There’s of course the other side of working on holidays. You’ll be missing out on social events with friends or family, which can make work feel more exhausting than normal. Also, being repeatedly asked (or forced) to work on holidays can make you lose trust in your employer. And after a while you just leave with a bitter taste in your mouth.
For the business owners
Business owners choose to provide holiday coverage for several reasons. The most common one is it’s a good source of increased revenue – e.g. if you’re in the right sector or if an important client requests it and pays well. If your company is open on holidays, this might attract new clients or projects, and can ultimately help you grow your business.

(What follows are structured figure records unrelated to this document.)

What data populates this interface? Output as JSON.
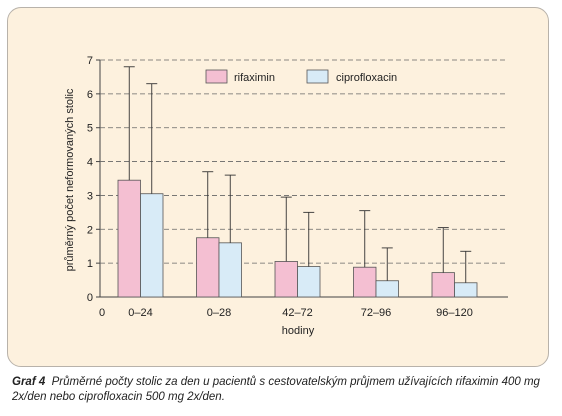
{
  "chart_data": {
    "type": "bar",
    "categories": [
      "0–24",
      "0–28",
      "42–72",
      "72–96",
      "96–120"
    ],
    "series": [
      {
        "name": "rifaximin",
        "values": [
          3.45,
          1.75,
          1.05,
          0.88,
          0.72
        ],
        "error_upper": [
          6.8,
          3.7,
          2.95,
          2.55,
          2.05
        ],
        "color": "#f4bfd2"
      },
      {
        "name": "ciprofloxacin",
        "values": [
          3.05,
          1.6,
          0.9,
          0.48,
          0.42
        ],
        "error_upper": [
          6.3,
          3.6,
          2.5,
          1.45,
          1.35
        ],
        "color": "#d8ebf7"
      }
    ],
    "xlabel": "hodiny",
    "ylabel": "průměrný počet neformovaných stolic",
    "ylim": [
      0,
      7
    ],
    "yticks": [
      "0",
      "1",
      "2",
      "3",
      "4",
      "5",
      "6",
      "7"
    ],
    "x_origin_label": "0",
    "grid": true,
    "legend": "top-right"
  },
  "caption": {
    "label": "Graf 4",
    "text": "Průměrné počty stolic za den u pacientů s cestovatelským průjmem užívajících rifaximin 400 mg 2x/den nebo ciprofloxacin 500 mg 2x/den."
  },
  "colors": {
    "background": "#fdf1de",
    "bar_edge": "#555555",
    "grid": "#666666"
  }
}
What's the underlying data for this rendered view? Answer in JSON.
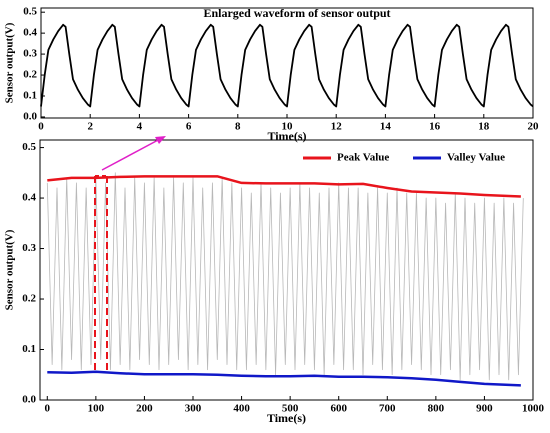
{
  "chart_data": [
    {
      "type": "line",
      "title": "Enlarged waveform of sensor output",
      "xlabel": "Time(s)",
      "ylabel": "Sensor output(V)",
      "xlim": [
        0,
        20
      ],
      "ylim": [
        -0.005,
        0.52
      ],
      "xticks": [
        0,
        2,
        4,
        6,
        8,
        10,
        12,
        14,
        16,
        18,
        20
      ],
      "yticks": [
        {
          "value": 0,
          "label": "0.0"
        },
        0.1,
        0.2,
        0.3,
        0.4,
        0.5
      ],
      "x": [
        0,
        0.15,
        0.3,
        0.5,
        0.7,
        0.9,
        1,
        1.15,
        1.3,
        1.5,
        1.7,
        1.9,
        2,
        2.15,
        2.3,
        2.5,
        2.7,
        2.9,
        3,
        3.15,
        3.3,
        3.5,
        3.7,
        3.9,
        4,
        4.15,
        4.3,
        4.5,
        4.7,
        4.9,
        5,
        5.15,
        5.3,
        5.5,
        5.7,
        5.9,
        6,
        6.15,
        6.3,
        6.5,
        6.7,
        6.9,
        7,
        7.15,
        7.3,
        7.5,
        7.7,
        7.9,
        8,
        8.15,
        8.3,
        8.5,
        8.7,
        8.9,
        9,
        9.15,
        9.3,
        9.5,
        9.7,
        9.9,
        10,
        10.15,
        10.3,
        10.5,
        10.7,
        10.9,
        11,
        11.15,
        11.3,
        11.5,
        11.7,
        11.9,
        12,
        12.15,
        12.3,
        12.5,
        12.7,
        12.9,
        13,
        13.15,
        13.3,
        13.5,
        13.7,
        13.9,
        14,
        14.15,
        14.3,
        14.5,
        14.7,
        14.9,
        15,
        15.15,
        15.3,
        15.5,
        15.7,
        15.9,
        16,
        16.15,
        16.3,
        16.5,
        16.7,
        16.9,
        17,
        17.15,
        17.3,
        17.5,
        17.7,
        17.9,
        18,
        18.15,
        18.3,
        18.5,
        18.7,
        18.9,
        19,
        19.15,
        19.3,
        19.5,
        19.7,
        19.9,
        20
      ],
      "series": [
        {
          "color": "#000000",
          "values": [
            0.05,
            0.2,
            0.32,
            0.37,
            0.41,
            0.44,
            0.43,
            0.3,
            0.18,
            0.13,
            0.09,
            0.06,
            0.05,
            0.2,
            0.32,
            0.37,
            0.41,
            0.44,
            0.43,
            0.3,
            0.18,
            0.13,
            0.09,
            0.06,
            0.05,
            0.2,
            0.32,
            0.37,
            0.41,
            0.44,
            0.43,
            0.3,
            0.18,
            0.13,
            0.09,
            0.06,
            0.05,
            0.2,
            0.32,
            0.37,
            0.41,
            0.44,
            0.43,
            0.3,
            0.18,
            0.13,
            0.09,
            0.06,
            0.05,
            0.2,
            0.32,
            0.37,
            0.41,
            0.44,
            0.43,
            0.3,
            0.18,
            0.13,
            0.09,
            0.06,
            0.05,
            0.2,
            0.32,
            0.37,
            0.41,
            0.44,
            0.43,
            0.3,
            0.18,
            0.13,
            0.09,
            0.06,
            0.05,
            0.2,
            0.32,
            0.37,
            0.41,
            0.44,
            0.43,
            0.3,
            0.18,
            0.13,
            0.09,
            0.06,
            0.05,
            0.2,
            0.32,
            0.37,
            0.41,
            0.44,
            0.43,
            0.3,
            0.18,
            0.13,
            0.09,
            0.06,
            0.05,
            0.2,
            0.32,
            0.37,
            0.41,
            0.44,
            0.43,
            0.3,
            0.18,
            0.13,
            0.09,
            0.06,
            0.05,
            0.2,
            0.32,
            0.37,
            0.41,
            0.44,
            0.43,
            0.3,
            0.18,
            0.13,
            0.09,
            0.06,
            0.05
          ]
        }
      ]
    },
    {
      "type": "line",
      "xlabel": "Time(s)",
      "ylabel": "Sensor output(V)",
      "xlim": [
        -15,
        1000
      ],
      "ylim": [
        0,
        0.515
      ],
      "xticks": [
        0,
        100,
        200,
        300,
        400,
        500,
        600,
        700,
        800,
        900,
        1000
      ],
      "yticks": [
        {
          "value": 0,
          "label": "0.0"
        },
        0.1,
        0.2,
        0.3,
        0.4,
        0.5
      ],
      "legend": "upper right",
      "x": [
        0,
        50,
        100,
        150,
        200,
        250,
        300,
        350,
        400,
        450,
        500,
        550,
        600,
        650,
        700,
        750,
        800,
        850,
        900,
        950,
        975
      ],
      "series": [
        {
          "color": "#b8b8b8",
          "x": [
            0,
            10,
            20,
            30,
            40,
            50,
            60,
            70,
            80,
            90,
            100,
            110,
            120,
            130,
            140,
            150,
            160,
            170,
            180,
            190,
            200,
            210,
            220,
            230,
            240,
            250,
            260,
            270,
            280,
            290,
            300,
            310,
            320,
            330,
            340,
            350,
            360,
            370,
            380,
            390,
            400,
            410,
            420,
            430,
            440,
            450,
            460,
            470,
            480,
            490,
            500,
            510,
            520,
            530,
            540,
            550,
            560,
            570,
            580,
            590,
            600,
            610,
            620,
            630,
            640,
            650,
            660,
            670,
            680,
            690,
            700,
            710,
            720,
            730,
            740,
            750,
            760,
            770,
            780,
            790,
            800,
            810,
            820,
            830,
            840,
            850,
            860,
            870,
            880,
            890,
            900,
            910,
            920,
            930,
            940,
            950,
            960,
            970,
            980
          ],
          "values": [
            0.43,
            0.07,
            0.42,
            0.06,
            0.44,
            0.08,
            0.43,
            0.06,
            0.42,
            0.07,
            0.44,
            0.08,
            0.43,
            0.06,
            0.45,
            0.07,
            0.42,
            0.06,
            0.44,
            0.08,
            0.43,
            0.07,
            0.44,
            0.06,
            0.42,
            0.07,
            0.44,
            0.08,
            0.43,
            0.06,
            0.44,
            0.07,
            0.42,
            0.06,
            0.43,
            0.08,
            0.44,
            0.07,
            0.43,
            0.06,
            0.42,
            0.06,
            0.41,
            0.07,
            0.43,
            0.06,
            0.42,
            0.05,
            0.41,
            0.07,
            0.42,
            0.06,
            0.43,
            0.07,
            0.42,
            0.06,
            0.41,
            0.05,
            0.42,
            0.07,
            0.43,
            0.06,
            0.42,
            0.06,
            0.42,
            0.05,
            0.41,
            0.07,
            0.42,
            0.06,
            0.41,
            0.05,
            0.42,
            0.06,
            0.41,
            0.07,
            0.41,
            0.06,
            0.4,
            0.05,
            0.4,
            0.05,
            0.39,
            0.06,
            0.41,
            0.04,
            0.4,
            0.05,
            0.39,
            0.06,
            0.4,
            0.04,
            0.39,
            0.05,
            0.4,
            0.04,
            0.39,
            0.05,
            0.4
          ]
        },
        {
          "name": "Peak Value",
          "color": "#e8141c",
          "values": [
            0.435,
            0.44,
            0.44,
            0.442,
            0.443,
            0.443,
            0.443,
            0.443,
            0.43,
            0.429,
            0.429,
            0.429,
            0.427,
            0.428,
            0.42,
            0.413,
            0.411,
            0.409,
            0.406,
            0.404,
            0.403
          ]
        },
        {
          "name": "Valley Value",
          "color": "#1018c8",
          "values": [
            0.055,
            0.054,
            0.056,
            0.053,
            0.051,
            0.051,
            0.051,
            0.05,
            0.048,
            0.047,
            0.047,
            0.048,
            0.046,
            0.046,
            0.045,
            0.043,
            0.04,
            0.036,
            0.032,
            0.03,
            0.029
          ]
        }
      ]
    }
  ]
}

There are surely several cons of providing holiday coverage to consider. Increased costs due to holiday compensation is a sure one in most countries. Also, due to the negative effects on your employees, such companies suffer from fluidity of manpower which leads to higher training costs.
For the consumers
The third party in this pros and cons list are the consumers. What they get from businesses open on holidays is better quality of life and a sense of stability and security. Of course, the downside is that sometimes the ones who work on holidays are members of your family or friends who can miss out on holiday celebrations.
Localization and working on holidays
In the localization and translation sector there’s no immediate need for holiday coverage. Yes, sometimes there are projects with strict timeframes and they could require it. However, it’s almost always possible to find another solution – most of the times a day or two don’t make much of a difference. But if it indeed comes to that sudden and urgent large project, you can try hiring more translators or delivering in stages based on importance. Plus, every localization provider emphasizes on the quality of their services. And that quality comes much easier with well-rested and productive localization teams.
For us at TransGlobe International, the downsides of working on holidays outweigh the benefits. We know that after the hard work we do each day, we all deserve to rest and be with our families and friends on holidays. As do our clients and partners. Without the stress of having to work on holidays, our teams can use the time to rest and come back to work well-rested and motivated. This is another way to ensure the high quality of our services.